The high court struck down that law, which required sex offenders to live at least 1,000 feet away from a school, church, day-care center or other places where children congregate. Justices ruled that forcing a homeowner to leave his property because a day-care center moved in nearby violated the "takings" clause of the U.S. Constitution, which regulates when government can seize property and requires adequate compensation when it does.
The new proposal would allow a registered sex offender who is also a homeowner to continue living in that residence even if a place where children congregate moves in.
Augusta Judicial Circuit District Attorney Danny Craig said Monday that most state prosecutors want clarity on the issue.
"We're awaiting a ruling on the attorney general's motion for reconsideration and clarification," he wrote in an e-mail. "Without clarification, it is not possible to determine the breadth of the Court's opinion. And if the Court's ruling applies only to prevent third parties from displacing a registered sex offender who is in compliance with the statutory restrictions, every prosecutor in Georgia agrees with the constitutional jurisprudence of such ruling."
Mr. Ralston, who will be the lead sponsor on the new legislation, said his committee would hold the first hearings next week and would move to approve the bill once the General Assembly reconvenes in January.
"We're concerned that Georgia, without this, is going to become a dumping ground for these people that we've been trying to protect our children from," Mr. Ralston said.

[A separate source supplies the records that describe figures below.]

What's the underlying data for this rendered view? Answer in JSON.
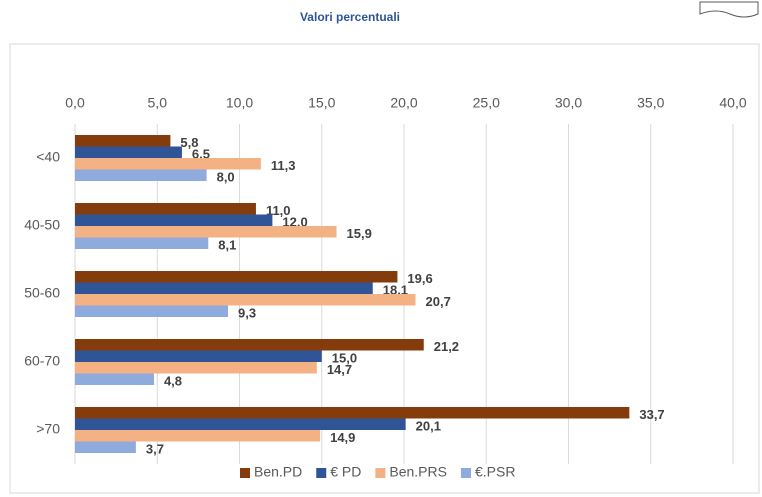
{
  "chart_data": {
    "type": "hbar",
    "title": "Valori percentuali",
    "categories": [
      "<40",
      "40-50",
      "50-60",
      "60-70",
      ">70"
    ],
    "series": [
      {
        "name": "Ben.PD",
        "color": "#843c0c",
        "values": [
          5.8,
          11.0,
          19.6,
          21.2,
          33.7
        ],
        "value_labels": [
          "5,8",
          "11,0",
          "19,6",
          "21,2",
          "33,7"
        ]
      },
      {
        "name": "€ PD",
        "color": "#2f5597",
        "values": [
          6.5,
          12.0,
          18.1,
          15.0,
          20.1
        ],
        "value_labels": [
          "6,5",
          "12,0",
          "18,1",
          "15,0",
          "20,1"
        ]
      },
      {
        "name": "Ben.PRS",
        "color": "#f4b183",
        "values": [
          11.3,
          15.9,
          20.7,
          14.7,
          14.9
        ],
        "value_labels": [
          "11,3",
          "15,9",
          "20,7",
          "14,7",
          "14,9"
        ]
      },
      {
        "name": "€.PSR",
        "color": "#8faadc",
        "values": [
          8.0,
          8.1,
          9.3,
          4.8,
          3.7
        ],
        "value_labels": [
          "8,0",
          "8,1",
          "9,3",
          "4,8",
          "3,7"
        ]
      }
    ],
    "xlim": [
      0,
      40
    ],
    "xticks": [
      {
        "value": 0,
        "label": "0,0"
      },
      {
        "value": 5,
        "label": "5,0"
      },
      {
        "value": 10,
        "label": "10,0"
      },
      {
        "value": 15,
        "label": "15,0"
      },
      {
        "value": 20,
        "label": "20,0"
      },
      {
        "value": 25,
        "label": "25,0"
      },
      {
        "value": 30,
        "label": "30,0"
      },
      {
        "value": 35,
        "label": "35,0"
      },
      {
        "value": 40,
        "label": "40,0"
      }
    ],
    "grid": true,
    "legend": "bottom"
  }
}
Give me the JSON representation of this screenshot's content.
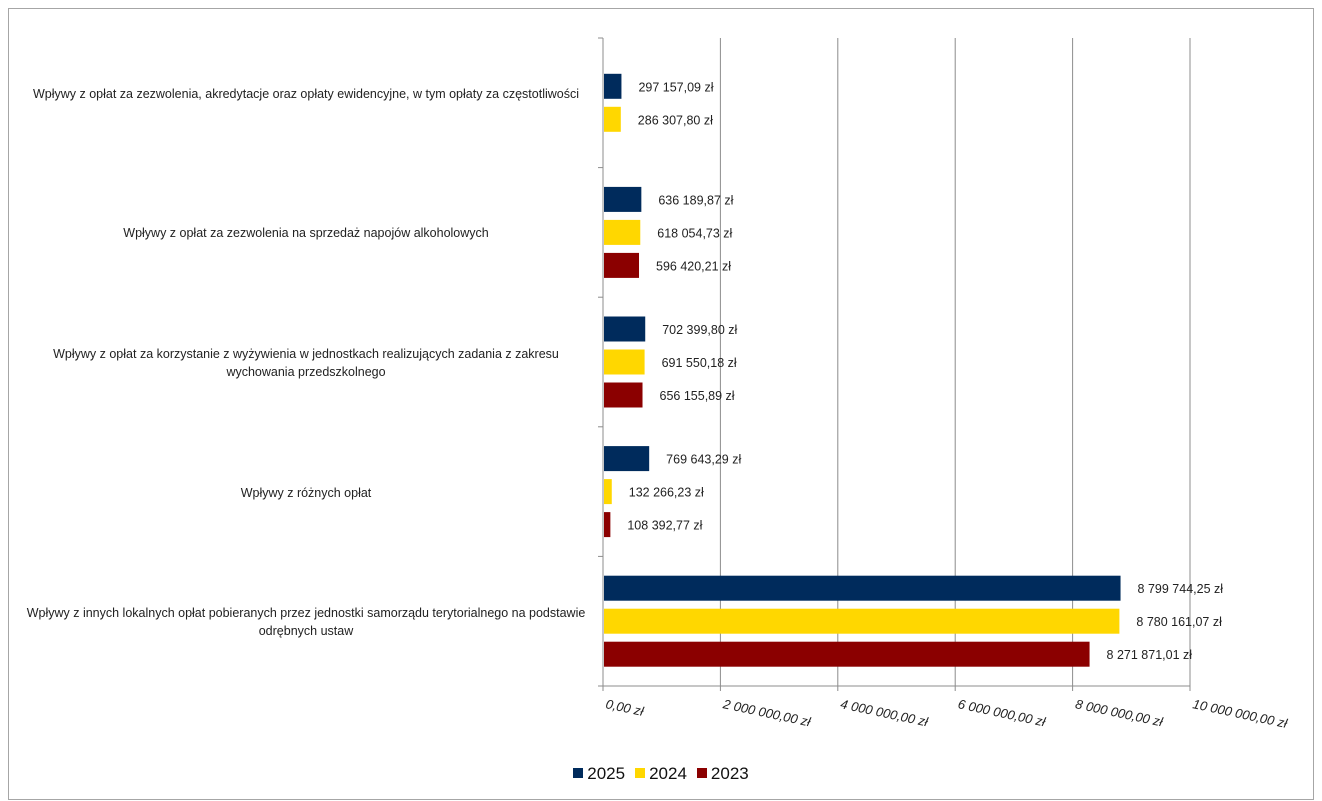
{
  "chart_data": {
    "type": "bar",
    "orientation": "horizontal",
    "categories": [
      "Wpływy z opłat za zezwolenia, akredytacje oraz opłaty ewidencyjne, w tym opłaty za częstotliwości",
      "Wpływy z opłat za zezwolenia na sprzedaż napojów alkoholowych",
      "Wpływy z opłat za korzystanie z wyżywienia w jednostkach realizujących zadania z zakresu wychowania przedszkolnego",
      "Wpływy z różnych opłat",
      "Wpływy z innych lokalnych opłat pobieranych przez jednostki samorządu terytorialnego na podstawie odrębnych ustaw"
    ],
    "series": [
      {
        "name": "2025",
        "color": "#002b5c",
        "values": [
          297157.09,
          636189.87,
          702399.8,
          769643.29,
          8799744.25
        ],
        "labels": [
          "297 157,09  zł",
          "636 189,87  zł",
          "702 399,80  zł",
          "769 643,29  zł",
          "8 799 744,25  zł"
        ]
      },
      {
        "name": "2024",
        "color": "#ffd700",
        "values": [
          286307.8,
          618054.73,
          691550.18,
          132266.23,
          8780161.07
        ],
        "labels": [
          "286 307,80  zł",
          "618 054,73  zł",
          "691 550,18  zł",
          "132 266,23  zł",
          "8 780 161,07  zł"
        ]
      },
      {
        "name": "2023",
        "color": "#8b0000",
        "values": [
          null,
          596420.21,
          656155.89,
          108392.77,
          8271871.01
        ],
        "labels": [
          null,
          "596 420,21  zł",
          "656 155,89  zł",
          "108 392,77  zł",
          "8 271 871,01  zł"
        ]
      }
    ],
    "xlim": [
      0,
      10000000
    ],
    "x_ticks": [
      0,
      2000000,
      4000000,
      6000000,
      8000000,
      10000000
    ],
    "x_tick_labels": [
      "0,00 zł",
      "2 000 000,00 zł",
      "4 000 000,00 zł",
      "6 000 000,00 zł",
      "8 000 000,00 zł",
      "10 000 000,00 zł"
    ],
    "grid": "vertical",
    "legend_position": "bottom"
  }
}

But critics say Mr. Keen and Mr. Ralston's proposed revision is no better than the original.
"It's extremely likely that the courts would strike this law just as they did the previous one," said Sarah Geraghty, an attorney with the Southern Center for Human Rights, which has filed a separate federal lawsuit.
She said the legislation doesn't provide for leaseholders, who have many of the same rights as property owners, according to court rulings. She said the new residence restrictions would also still affect Georgians who registered because they had consensual teen sex.
Staff Writer Sandy Hodson contributed to this report.